Hugo Boss Collection
Articles on Hugo Boss
Some of the most famous fashion brands have been around for so long that one might not be familiar with its whole history. This is especially vital since, in recent years, fashion has gone political. The clothes one wears or the origin of the label have become valuable in expressing one’s political and social beliefs. All these have put to light the significance of a brand’s history and evolution. Today, they’re creating the most exquisite pieces and goods money can buy, but their past may tell a different story. Such is the case for Hugo Boss, whose trouble past helped form the vast fashion empire it stands as today.
The company was founded by Hugo Boss in 1923 in Stuttgart, Germany. He opened its first clothing factory a year later in 1924, ran by himself and two business partners. They produced a series of well-made jackets, shirts, sportswear, and rainwear. Boss’s two business partners eventually left the company when it was forced to file for bankruptcy in 1931. However, that same year, he reached an agreement with a few creditors and was able to open up his company again by the early 1930’s, working with a factory of only six sewing machines.
Around the same time, Germany was forming a powerful political party called the National Socialist party, which eventually drove the country to start the Second World War. A member of the party, Boss designed and created the uniforms for the Nazi soldiers during World War II, making use of various materials from strong wool to leather. The company was one of the very few fashion labels operating in Europe during the war. After the war, Boss lost his rights to own and run a business, leading the company to close down for the second time. The founder dies in 1948, and for many years, the company did not operate and make new garments.
The brand was eventually revived by Boss’s own son-in-law Eugen Holy, who used the company to manufacturer work uniforms for a variety of businesses. 1950 saw the label’s first venture into high fashion, offering tailored men’s suits and a bespoke service for clients. By the 1960’s, the label started selling ready-to-wear pieces, and the company had expanded by that point, employing over 150 employees. Eugen eventually retired from the business in 1969 and left it on the hands of his sons, Jochen and Uwe, who then developed it into an international fashion label.
The company was eventually sold by the Holy brothers in 1991, and throughout the 90’s and early 2000’s, various luxury holdings groups have owned the brand. It was first sold to the Marzotto textiles group, who then spun it off to the Valentino fashion group. It was then bought by the London-based private equity group, Permira, upon which the company started branching out into other international markets like the United States and China. By 2015, Permira sold the label and is now partially-owned by the Marzotto family again.

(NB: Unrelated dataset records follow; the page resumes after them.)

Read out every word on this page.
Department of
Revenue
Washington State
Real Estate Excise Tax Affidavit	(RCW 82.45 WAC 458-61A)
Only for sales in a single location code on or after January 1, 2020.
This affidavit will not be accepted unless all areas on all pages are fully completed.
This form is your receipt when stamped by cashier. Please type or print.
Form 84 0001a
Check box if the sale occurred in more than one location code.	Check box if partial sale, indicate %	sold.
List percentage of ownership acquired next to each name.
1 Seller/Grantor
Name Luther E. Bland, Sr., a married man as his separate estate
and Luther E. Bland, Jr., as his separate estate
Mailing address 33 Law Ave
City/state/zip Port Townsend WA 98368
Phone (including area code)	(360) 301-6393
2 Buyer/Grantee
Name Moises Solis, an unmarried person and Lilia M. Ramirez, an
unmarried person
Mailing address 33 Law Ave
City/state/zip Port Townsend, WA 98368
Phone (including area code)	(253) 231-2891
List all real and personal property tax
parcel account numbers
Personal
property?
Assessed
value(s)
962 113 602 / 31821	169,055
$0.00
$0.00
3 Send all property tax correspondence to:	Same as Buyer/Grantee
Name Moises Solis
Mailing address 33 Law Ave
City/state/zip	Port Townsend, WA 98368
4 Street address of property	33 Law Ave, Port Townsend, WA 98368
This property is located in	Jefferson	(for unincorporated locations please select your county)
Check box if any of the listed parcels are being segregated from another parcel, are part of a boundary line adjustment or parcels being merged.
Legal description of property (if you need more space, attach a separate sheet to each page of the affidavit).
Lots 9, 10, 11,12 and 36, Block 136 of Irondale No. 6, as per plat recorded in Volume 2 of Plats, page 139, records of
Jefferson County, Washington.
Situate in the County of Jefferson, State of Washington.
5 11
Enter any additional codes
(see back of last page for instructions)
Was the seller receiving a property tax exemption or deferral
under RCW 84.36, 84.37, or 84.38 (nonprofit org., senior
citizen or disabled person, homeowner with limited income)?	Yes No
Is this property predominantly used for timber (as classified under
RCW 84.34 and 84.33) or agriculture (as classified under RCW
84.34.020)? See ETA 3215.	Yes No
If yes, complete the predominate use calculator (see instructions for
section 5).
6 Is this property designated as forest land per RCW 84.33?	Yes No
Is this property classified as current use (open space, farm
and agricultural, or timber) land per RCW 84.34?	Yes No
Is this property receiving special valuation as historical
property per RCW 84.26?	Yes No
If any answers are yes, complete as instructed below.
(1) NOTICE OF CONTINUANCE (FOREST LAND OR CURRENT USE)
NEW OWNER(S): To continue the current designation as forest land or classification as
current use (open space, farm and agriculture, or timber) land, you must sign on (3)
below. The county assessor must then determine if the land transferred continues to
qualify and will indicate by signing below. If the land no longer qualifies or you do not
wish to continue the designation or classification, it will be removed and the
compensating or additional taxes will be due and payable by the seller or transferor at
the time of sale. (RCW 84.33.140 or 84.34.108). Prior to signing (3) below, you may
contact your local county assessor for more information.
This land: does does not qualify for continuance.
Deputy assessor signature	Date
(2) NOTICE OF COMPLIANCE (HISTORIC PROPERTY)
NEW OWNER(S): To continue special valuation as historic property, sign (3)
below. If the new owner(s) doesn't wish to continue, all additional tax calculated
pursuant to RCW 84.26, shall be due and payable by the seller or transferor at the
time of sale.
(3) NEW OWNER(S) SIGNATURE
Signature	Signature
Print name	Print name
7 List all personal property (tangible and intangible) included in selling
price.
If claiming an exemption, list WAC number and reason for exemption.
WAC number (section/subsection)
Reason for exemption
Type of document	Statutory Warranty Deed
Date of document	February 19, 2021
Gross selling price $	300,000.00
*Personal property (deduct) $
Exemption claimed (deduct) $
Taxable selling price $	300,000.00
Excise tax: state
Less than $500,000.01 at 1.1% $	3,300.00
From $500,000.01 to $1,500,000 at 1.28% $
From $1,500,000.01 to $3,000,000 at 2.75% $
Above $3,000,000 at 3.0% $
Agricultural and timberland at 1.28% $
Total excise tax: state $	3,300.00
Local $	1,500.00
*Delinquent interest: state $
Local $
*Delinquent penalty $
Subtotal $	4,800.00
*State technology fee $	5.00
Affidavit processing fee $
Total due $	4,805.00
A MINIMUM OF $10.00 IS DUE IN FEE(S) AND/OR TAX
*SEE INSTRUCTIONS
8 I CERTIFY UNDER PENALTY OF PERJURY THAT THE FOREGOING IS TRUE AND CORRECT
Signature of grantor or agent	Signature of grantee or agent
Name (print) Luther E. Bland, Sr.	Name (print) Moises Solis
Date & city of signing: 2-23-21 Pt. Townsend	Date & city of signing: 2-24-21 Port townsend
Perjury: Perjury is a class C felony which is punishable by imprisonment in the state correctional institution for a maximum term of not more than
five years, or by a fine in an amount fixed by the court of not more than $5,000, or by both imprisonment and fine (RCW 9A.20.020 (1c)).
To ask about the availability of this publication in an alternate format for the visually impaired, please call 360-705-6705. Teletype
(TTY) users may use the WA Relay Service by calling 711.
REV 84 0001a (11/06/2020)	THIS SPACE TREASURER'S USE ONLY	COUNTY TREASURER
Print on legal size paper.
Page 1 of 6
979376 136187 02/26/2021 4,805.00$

From being exclusively menswear, the company soon branched out into other ventures, such as fragrances, accessories, and lifestyle lines. They launched their iconic fragrance, “Boss Bottled” in 1998, which has since been sold all over the world. They’ve also opened Boss Green, which is golf clothes for men and exercise garments for women. They’ve also manufactured a line of watches, belts, wallets, and other accessories, all trademarked with their famous logo.
In the middle of the roundabout of owners, the company also launched its womenswear line in 2000, selling quality ready-to-wear clothing for their female clients and customers. The collection is shown bi-annually during New York Fashion Week and designed by Jason Wu. Similarly to its menswear, Hugo Boss womenswear is very structured, tailored, and refined, often clothes for women in corporate fields. When Wu started working as creative director of the line, he incorporated some evening and cocktail pieces that he himself is known for in his main eponymous line. The collections soon became wardrobes for the modern working woman, with pieces fit for any occasion and any environment.
Upon further expansion, the label became a hit amongst celebrities, athletes, and other prominent personalities. They became closely-associated with race car driving, becoming the official outfitter for Formula 1 driver Niki Lauda and his team. They’ve also dressed Germany’s National Olympic team countless times for both the summer and winter Olympics, for the events’ opening and closing ceremonies. On the red carpet, actors like Matt Dillon, Ed Norton, and Gerard Butler are just some that have been spotted wearing the label. They’ve also been seen sitting front row during the brand’s menswear shows in Berlin Fashion Week.
In 2011, the company formally and officially apologized for their involvement with the Nazi party during World War II. It was a bold move for a brand who, throughout the years, have hidden their dark past from their millions and millions of consumers. However, decades after the war, the brand has reinvented itself and has become known to be the luxury megabrand it is today. Today, it is one of the best-selling fashion houses, from Germany, operating across the globe.